Residents and community groups were invited to take to the streets of Page Hall and collect rubbish to clean the area.
Sheffield Council said the event last week ‘aimed to educate, involve and support the local community’.
Action began with 767 door-to-door visits to talk to residents and advise them on how to dispose of their waste materials properly.
Around 400 face-to-face meetings took place advising on the correct methods of waste disposal and properties received a pack explaining how to dispose of household waste and to encourage recycling.
But some residents said it has not taken long for the blight of litter to return.
Paul Downend, a Page Hall resident who has repeatedly complained about the amount of litter on the streets, said: “I have taken more images of Firth Park Road after the end of action week which clearly show more litter.
“The situation is clearly not improving and rubbish is continuously being discarded.
“I would like to know what else is planned to alleviate the increased disassociation of basic levels of behaviour by certain elements of this community.”
Sheffield Council said that 115 sacks of litter were filled by residents in Page Hall as part of the week of action – and that there are plans for further litter picks in the future.
Nearly 100 residents signed a pledge to continue to keep the area clean and tidy in the future with litter picks and other projects.
The action week started controversially when the council came under fire before the action week for temporarily removing extra street cleaners who normally work in the area due to its litter problems.
Residents claimed they were being treated ‘like schoolchildren’ and given collective punishment.
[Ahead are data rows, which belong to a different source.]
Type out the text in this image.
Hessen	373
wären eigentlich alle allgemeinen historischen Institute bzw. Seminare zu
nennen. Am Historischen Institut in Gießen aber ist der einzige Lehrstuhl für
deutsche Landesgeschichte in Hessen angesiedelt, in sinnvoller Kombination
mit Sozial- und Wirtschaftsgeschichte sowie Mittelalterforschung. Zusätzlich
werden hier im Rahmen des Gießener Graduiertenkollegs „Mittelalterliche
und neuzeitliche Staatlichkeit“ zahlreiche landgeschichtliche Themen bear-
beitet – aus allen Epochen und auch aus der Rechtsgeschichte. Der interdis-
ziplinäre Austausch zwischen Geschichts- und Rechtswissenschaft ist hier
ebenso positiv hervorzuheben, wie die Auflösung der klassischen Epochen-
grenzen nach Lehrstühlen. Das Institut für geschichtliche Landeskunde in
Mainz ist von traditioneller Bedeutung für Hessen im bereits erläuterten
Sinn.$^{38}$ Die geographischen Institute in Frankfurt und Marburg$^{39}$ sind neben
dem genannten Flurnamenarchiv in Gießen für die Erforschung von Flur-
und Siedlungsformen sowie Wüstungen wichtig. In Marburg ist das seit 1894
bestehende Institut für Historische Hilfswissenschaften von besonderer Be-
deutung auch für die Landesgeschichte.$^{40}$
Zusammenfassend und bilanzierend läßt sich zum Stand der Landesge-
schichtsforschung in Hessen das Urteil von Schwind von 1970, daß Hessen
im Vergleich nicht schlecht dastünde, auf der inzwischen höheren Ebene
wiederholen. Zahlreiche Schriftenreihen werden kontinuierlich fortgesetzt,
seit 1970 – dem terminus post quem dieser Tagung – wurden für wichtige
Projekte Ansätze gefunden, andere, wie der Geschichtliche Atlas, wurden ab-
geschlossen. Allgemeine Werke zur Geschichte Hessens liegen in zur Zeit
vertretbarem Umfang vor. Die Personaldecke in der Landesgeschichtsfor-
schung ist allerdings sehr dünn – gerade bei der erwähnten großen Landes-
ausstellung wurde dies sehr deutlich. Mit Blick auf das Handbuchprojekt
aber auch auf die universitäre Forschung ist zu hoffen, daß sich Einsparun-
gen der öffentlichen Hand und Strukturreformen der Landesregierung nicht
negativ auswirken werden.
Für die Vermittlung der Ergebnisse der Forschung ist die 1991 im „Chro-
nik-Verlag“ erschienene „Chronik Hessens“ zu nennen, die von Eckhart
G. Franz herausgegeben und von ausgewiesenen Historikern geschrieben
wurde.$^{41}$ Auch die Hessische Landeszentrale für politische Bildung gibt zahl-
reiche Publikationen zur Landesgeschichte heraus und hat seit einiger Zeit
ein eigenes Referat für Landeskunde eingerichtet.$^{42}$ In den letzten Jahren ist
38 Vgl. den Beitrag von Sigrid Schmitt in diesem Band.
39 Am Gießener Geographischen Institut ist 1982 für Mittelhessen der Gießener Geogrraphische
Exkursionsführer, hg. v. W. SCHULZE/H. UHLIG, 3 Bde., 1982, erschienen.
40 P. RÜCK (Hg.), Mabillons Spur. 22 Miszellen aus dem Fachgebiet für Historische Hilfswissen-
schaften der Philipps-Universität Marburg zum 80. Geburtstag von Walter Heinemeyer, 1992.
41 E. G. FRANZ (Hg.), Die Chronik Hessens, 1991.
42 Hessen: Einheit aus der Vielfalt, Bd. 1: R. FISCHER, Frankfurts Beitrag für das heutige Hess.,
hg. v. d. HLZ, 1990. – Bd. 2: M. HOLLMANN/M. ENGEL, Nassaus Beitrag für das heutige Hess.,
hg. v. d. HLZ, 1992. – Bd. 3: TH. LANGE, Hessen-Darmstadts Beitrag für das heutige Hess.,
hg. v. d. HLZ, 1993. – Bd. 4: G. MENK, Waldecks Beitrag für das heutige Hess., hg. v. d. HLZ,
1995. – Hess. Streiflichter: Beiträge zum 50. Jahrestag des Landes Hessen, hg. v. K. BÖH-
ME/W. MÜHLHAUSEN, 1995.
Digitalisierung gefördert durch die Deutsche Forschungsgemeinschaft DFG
The council said it wanted to illustrate how bad the litter problem was before the action week started.
Coun Jack Scott, cabinet member for environment, said: “The Week of Action has been a great success.
“All parts of the local community came together to tackle the problem in Page Hall and, probably more importantly, so far 97 people have committed to become involved in regular litter picks and other projects to improve the local area.
“We will be monitoring the amounts of litter, use of the household waste bins, bin contamination and fly tipping over the coming weeks. We are aiming for a long-term change in behaviour.”